The gyms are opening back up, and our fitness is becoming less restrictive. Things may not be exactly what we are used to from a few months ago but, day by day, our choices are multiplying.

Between limited hours, and limited use of equipment, creativity still plays a huge role.

Our move today is a weighted bar toe crunch. This exercise will be working your core. You will need a flat surface and a weighted bar for resistance. That could be a weighted bar from your local gym, or you can be creative and add extra weight to a broomstick at home.

Begin this exercise by lying flat on the ground. Gripping your weighted bar in both hands, extend your arms straight up over your chest. Then, extend both legs straight up into the air, creating an L shape with your body. Make sure to engage your abdominals by pressing your back into the floor and rotating your hips and you are ready to start your crunch.

With your bar in hand and your feet elevated, proceed to crunch in your midsection and push the bar upward toward your feet.

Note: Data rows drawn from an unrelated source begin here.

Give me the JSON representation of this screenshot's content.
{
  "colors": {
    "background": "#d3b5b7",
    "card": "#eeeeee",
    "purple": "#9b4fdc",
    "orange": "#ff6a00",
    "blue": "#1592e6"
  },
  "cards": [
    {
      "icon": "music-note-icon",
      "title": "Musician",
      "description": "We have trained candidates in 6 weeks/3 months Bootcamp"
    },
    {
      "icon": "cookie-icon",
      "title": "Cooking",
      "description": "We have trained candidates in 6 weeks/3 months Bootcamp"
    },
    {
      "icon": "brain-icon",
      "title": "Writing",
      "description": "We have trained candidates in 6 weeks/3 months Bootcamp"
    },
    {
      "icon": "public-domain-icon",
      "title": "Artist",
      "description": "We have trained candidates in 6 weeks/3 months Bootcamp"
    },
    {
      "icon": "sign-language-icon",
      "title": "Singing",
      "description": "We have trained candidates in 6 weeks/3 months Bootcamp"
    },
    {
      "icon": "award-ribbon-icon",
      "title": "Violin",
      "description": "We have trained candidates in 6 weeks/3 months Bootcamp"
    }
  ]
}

Keep the move somewhat slow and methodic to keep your balance. Remember to keep a space in between your chin and chest to keep pressure off your neck.

Continue your lift to your deepest contraction, then slowly return back to the start. Keep this crunching motion going for at least 10 repetitions. Take a small break and repeat this exercise for at least three sets. If you need more resistance, add more weight to your bar. If you need less, lose the bar altogether and just reach for your feet with your hands.

This abdominal exercise is great on its own or added into any core work out. And the best part, it can be done at home or in the gym!